Matt Bruce from Nielsen Online is the next speaker at the Australasian Media & Broadcasting Congress; his focus is also on online advertising. There is continuing growth in the number of banners, advertisers, and campaigns online in Australia, as well as in the overall display advertising spend online. As of quarter three, 2008, the big spenders in this field of advertising continue to spend (even the battered finance sector); search advertising is strong and dominated by Google; even spending on Google image search advertising is in itself as strong as advertising on the next closest search engine.
However, in the US, advertising spend is following the NASDAQ down. Matt also points to political advertising in the US - Obama advertising click-throughs surged in the last few months of the campaign, whereas McCain virtually flatlined; similar trends existed with ad impressions for Kevin Rudd in the 2007 Australian campaign.

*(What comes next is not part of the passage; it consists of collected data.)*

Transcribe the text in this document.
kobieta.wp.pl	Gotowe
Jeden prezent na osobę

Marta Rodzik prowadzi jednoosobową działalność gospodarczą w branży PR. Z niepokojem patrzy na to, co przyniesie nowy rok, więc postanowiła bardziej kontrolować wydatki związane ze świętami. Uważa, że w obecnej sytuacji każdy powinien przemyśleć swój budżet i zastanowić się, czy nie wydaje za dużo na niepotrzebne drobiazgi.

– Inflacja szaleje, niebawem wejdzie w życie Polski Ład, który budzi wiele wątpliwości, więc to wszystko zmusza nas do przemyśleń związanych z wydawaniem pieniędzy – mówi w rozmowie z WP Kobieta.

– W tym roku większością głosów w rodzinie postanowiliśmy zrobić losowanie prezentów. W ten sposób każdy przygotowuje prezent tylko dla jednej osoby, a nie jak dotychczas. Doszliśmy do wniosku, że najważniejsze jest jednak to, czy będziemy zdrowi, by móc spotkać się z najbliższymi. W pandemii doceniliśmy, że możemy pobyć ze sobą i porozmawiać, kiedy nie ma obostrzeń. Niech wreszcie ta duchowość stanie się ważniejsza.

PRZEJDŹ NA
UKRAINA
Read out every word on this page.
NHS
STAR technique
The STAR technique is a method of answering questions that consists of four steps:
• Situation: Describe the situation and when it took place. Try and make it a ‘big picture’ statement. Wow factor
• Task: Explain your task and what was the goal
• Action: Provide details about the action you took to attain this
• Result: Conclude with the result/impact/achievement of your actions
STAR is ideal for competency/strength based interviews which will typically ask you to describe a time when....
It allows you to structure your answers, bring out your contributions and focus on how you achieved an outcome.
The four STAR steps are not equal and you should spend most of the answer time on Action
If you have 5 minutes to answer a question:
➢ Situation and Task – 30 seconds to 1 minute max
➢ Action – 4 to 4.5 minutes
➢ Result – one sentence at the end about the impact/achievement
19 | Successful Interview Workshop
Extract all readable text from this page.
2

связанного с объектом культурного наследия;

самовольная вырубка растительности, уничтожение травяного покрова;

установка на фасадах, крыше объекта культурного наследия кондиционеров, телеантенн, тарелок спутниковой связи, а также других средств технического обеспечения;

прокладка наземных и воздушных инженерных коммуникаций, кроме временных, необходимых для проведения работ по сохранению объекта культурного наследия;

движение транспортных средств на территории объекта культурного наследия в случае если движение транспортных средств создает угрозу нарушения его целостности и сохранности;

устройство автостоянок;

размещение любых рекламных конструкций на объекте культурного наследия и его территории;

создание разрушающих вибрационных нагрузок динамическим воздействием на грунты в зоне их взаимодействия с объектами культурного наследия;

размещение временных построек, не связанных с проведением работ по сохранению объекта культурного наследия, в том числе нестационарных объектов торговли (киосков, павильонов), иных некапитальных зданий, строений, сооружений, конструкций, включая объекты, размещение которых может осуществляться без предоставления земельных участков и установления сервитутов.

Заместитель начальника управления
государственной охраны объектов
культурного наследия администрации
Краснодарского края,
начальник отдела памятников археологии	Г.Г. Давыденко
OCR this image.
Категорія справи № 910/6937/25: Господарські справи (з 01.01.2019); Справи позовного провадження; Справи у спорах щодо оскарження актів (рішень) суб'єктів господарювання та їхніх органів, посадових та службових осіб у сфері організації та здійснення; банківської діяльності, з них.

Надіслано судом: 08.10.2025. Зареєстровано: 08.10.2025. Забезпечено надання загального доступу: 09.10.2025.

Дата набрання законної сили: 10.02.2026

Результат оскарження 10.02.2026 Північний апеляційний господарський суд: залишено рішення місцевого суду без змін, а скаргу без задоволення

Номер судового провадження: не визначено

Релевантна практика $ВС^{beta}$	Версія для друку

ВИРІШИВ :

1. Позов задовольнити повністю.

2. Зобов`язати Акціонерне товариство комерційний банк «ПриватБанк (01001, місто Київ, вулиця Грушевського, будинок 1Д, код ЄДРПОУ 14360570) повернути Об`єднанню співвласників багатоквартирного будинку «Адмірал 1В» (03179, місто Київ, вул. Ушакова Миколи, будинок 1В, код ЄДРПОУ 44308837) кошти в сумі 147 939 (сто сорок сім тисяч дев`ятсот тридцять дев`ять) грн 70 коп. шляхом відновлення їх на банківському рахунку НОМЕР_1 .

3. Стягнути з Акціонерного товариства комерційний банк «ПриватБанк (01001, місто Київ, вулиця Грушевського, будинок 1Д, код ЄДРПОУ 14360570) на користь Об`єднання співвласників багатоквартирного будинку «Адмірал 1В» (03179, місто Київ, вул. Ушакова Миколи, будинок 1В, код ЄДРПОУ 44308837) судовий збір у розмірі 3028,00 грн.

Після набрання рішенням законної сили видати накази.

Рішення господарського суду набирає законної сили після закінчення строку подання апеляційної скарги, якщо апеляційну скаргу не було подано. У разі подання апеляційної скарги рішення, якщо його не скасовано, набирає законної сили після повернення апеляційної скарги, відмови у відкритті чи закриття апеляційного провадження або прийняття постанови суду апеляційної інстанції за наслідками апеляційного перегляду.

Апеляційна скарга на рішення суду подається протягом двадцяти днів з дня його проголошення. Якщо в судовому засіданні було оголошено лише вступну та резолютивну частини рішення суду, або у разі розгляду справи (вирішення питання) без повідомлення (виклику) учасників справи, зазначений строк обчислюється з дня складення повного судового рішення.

What is also interesting is the development in advertising styles - larger ads (in terms of pixel sizes) are becoming more prevalent. The battle between innovation and standardisation is ranging on; Vibrant Media in the US places contextual ads inside content (which appears as green-underlined text), and YouTube is starting to use video overlay ads. Such innovation also has a price, though; ad clutter is a problem, and users remain very sensitive to the quantity of advertising on Websites. Such clutter does matter to advertisers, too - the more ad clutter, the less do users recall the ads they have seen.
Interestingly, niche sites have more clutter than general use sites with larger audiences. Consumers also continue to hate pop-up ads, but remain neutral about many other formats; sites with (next to) no advertising remain most trusted by consumers, though, and it is these sites which they use the most. Web users remain concerned with advertiser influence over site content, and want to be able to control ads; ad formats that pop up, slow down usage, or otherwise interfere with interaction with site content are highly problematic.
There is a new perspective about online advertising that is emerging. Online advertising was traditionally seen as a direct response medium, and click-through was seen as a sign of effective advertising. However, today advertisers are beginning to see online advertising as a form of brand-building instead; the new measure of online campaigns is around 'softer' measures such as brand awareness, message recognition, and brand attribution as well as wider purchasing trends rather than immdiate click-through.
There is a new industry ad effectiveness project which aims to research such issues in more detail, using a Sultana Bran advertising campaign as a test case; surprisingly, this project indicated that 'standard creative' and 'video creative' campaigns were significantly more effective than conventional ad campaigns.
Overall, then, consumers continue to do more online, and advertisers continue to spend more online. Online formats have expanded in on-screen size, but clutter remains an issue as ad formats are growing in size; there may be a trend towards less clutter but larger display sizes. Consumers are clear about how they want to interact with online advertising; in particular, while search spending may dip in comparison to other online advertising forms, consumers view it as an effective advertising medium. New ad effectiveness paradigs will help marketers continue to justify and optimise online spending.